The Frenchman was a champion articulated and passionate about the sport he had learned to play as a seven-year-old boy in St Helens with handkerchiefs tied around his knees, at a time when “each street had his own team and I was director of Macfarlane avenue because I was the only one to have a bullet,” he recalls.

French has held the rugby league to be the best most honest game in the world. “I see football players riding as if they were at the door of death just because someone tapped them on the ankles; stretching on, stretching. The rugby league is a hard and hard sport played by hard men who get up from the ground and go up directly,” he said on a daily newspaper, adding that “the best player in the world”.

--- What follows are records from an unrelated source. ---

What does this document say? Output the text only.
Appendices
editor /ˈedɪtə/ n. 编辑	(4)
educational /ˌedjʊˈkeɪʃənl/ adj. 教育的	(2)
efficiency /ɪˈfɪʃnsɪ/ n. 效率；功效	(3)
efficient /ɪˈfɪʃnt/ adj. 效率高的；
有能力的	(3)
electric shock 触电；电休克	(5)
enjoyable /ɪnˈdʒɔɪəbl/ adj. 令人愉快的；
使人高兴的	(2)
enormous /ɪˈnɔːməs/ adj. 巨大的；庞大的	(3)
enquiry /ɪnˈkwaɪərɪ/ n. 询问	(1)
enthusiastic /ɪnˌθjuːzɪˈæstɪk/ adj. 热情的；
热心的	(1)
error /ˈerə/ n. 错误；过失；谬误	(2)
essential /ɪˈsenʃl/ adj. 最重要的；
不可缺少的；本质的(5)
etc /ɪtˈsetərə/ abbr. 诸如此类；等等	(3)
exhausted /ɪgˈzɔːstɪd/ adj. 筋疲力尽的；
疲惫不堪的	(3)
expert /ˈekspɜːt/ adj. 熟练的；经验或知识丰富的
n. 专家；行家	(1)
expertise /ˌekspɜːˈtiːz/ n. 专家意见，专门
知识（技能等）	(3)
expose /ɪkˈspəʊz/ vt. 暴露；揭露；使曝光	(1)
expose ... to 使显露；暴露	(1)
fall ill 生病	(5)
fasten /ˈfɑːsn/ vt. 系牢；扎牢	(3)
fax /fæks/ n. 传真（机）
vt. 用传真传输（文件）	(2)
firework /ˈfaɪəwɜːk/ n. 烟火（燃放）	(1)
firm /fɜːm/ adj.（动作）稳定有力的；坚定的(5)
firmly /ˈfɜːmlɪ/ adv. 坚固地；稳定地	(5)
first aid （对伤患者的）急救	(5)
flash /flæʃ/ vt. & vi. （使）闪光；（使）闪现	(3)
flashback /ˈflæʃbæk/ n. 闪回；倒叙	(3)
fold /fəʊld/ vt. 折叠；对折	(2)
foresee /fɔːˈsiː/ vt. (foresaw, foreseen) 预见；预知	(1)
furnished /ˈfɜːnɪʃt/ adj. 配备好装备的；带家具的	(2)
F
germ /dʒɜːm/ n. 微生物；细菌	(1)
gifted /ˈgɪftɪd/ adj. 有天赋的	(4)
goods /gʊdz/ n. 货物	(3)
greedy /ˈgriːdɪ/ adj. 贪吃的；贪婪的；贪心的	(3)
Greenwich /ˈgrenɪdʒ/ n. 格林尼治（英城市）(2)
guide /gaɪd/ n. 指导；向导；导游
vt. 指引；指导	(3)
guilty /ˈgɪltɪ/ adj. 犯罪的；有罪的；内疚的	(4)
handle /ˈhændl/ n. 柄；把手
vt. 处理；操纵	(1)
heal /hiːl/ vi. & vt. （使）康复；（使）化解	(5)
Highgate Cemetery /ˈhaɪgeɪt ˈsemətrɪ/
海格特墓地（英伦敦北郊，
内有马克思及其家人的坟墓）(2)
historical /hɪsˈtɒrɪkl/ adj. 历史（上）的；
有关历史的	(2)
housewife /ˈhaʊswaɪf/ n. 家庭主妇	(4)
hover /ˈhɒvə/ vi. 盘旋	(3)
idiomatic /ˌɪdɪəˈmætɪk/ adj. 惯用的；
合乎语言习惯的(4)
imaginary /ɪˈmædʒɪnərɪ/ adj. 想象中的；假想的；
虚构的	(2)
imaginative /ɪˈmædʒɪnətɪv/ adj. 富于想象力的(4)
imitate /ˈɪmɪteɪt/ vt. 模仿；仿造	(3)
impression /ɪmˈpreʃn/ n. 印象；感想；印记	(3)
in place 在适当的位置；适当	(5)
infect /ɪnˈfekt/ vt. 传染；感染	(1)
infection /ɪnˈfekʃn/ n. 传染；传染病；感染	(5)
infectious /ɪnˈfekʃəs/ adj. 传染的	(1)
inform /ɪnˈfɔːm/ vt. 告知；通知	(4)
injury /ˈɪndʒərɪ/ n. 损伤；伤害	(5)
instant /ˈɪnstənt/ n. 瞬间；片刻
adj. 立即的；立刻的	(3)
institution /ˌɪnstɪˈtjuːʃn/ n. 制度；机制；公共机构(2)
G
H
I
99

Raymond James French was born in St Helens on December 23, 1939, the only child of James (known as Richard), a glassman and his wife Ellen.

Ray’s father, who had played for his amateur club United Glass Bottles against Mighty Hunslet in equality of the Challenge Cup in 1930, had been invited to sign for St Helens, but had to refuse the saints because he could not afford to get out of the changes at the bottle factory.

As a child, Ray made sure that he was at the top of his own team leaves, whom he pinned at the door of their house. “I became an attacker for the simple reason that if you were playing on the wing, you were likely to wrap yourself in the first of the gas lamps.” The children were going on a “tour” in the neighboring streets of St Helens.

At Cowley Grammar School, he discovered Chaucer, Shakespeare – and Rugby Union. After the University of Leeds, where he read English, Latin and Russian, with a diploma in education, he won his first cap in England as a locking in a 6-3 defeat by Wales at Cardiff Arms Park in 1961. He played throughout the five nations championship this year alongside Dickie Jeeps, Richard Sharp, Mike Weston and Bev Risman.

The French recruit supposed that its expenses would cover tea and a sandwich on its train in London; He was forced to return eight pence to the severe president of the selectors of England.

He found rugby a culture shock in other respects. “I did not know that they held a dinner and a ball after each match. I had never wore an evening costume in my life, so I had to borrow one,” he recalls. He invented “ski and squash” like his hobbies for the press, because they seemed “chic” that the rugby league and the snooker.

Although the Frenchman is a solid candidate to join the 1962 British lions tour in South Africa, he decided to return to the league and avenge his father’s thwarted ambitions by signing with St Helens for £ 5,000 – rejecting more lucrative offers from Leeds, Oldham and Wigan.

He represented St Helens from 1961 to 1967 – Fighting Wigan 21-2 during the 1966 CUP challenge final before a crowd of 98,000 people in Wembley – before moving to Widnes, in the colors of which he played for Great Britain during the 1968 World Cup. He was also one of three winning teams in 1961, 1963 and 1964. He retired in 1971.

French has taught throughout his player career, first at Fairfield School in Widnes, then to his Alma Mater, Cowley in St Helens. As a schoolmaster, he observed, he was sort of a quirk in his first Pack of St Helens, which included a Drayman, a carpenter, two minors and an scrap merchant.

He was appointed MBE for services at the Rugby League in 2011. His books included my kind of rugby (1978).

Ray French married Helen Bromilow, who survived him with their daughter Susan and their son Gary, who played Rugby Union for St Helens, Bath, Orrell and London Welsh, and represented the Lancashire, northern England and England “A” as a whore.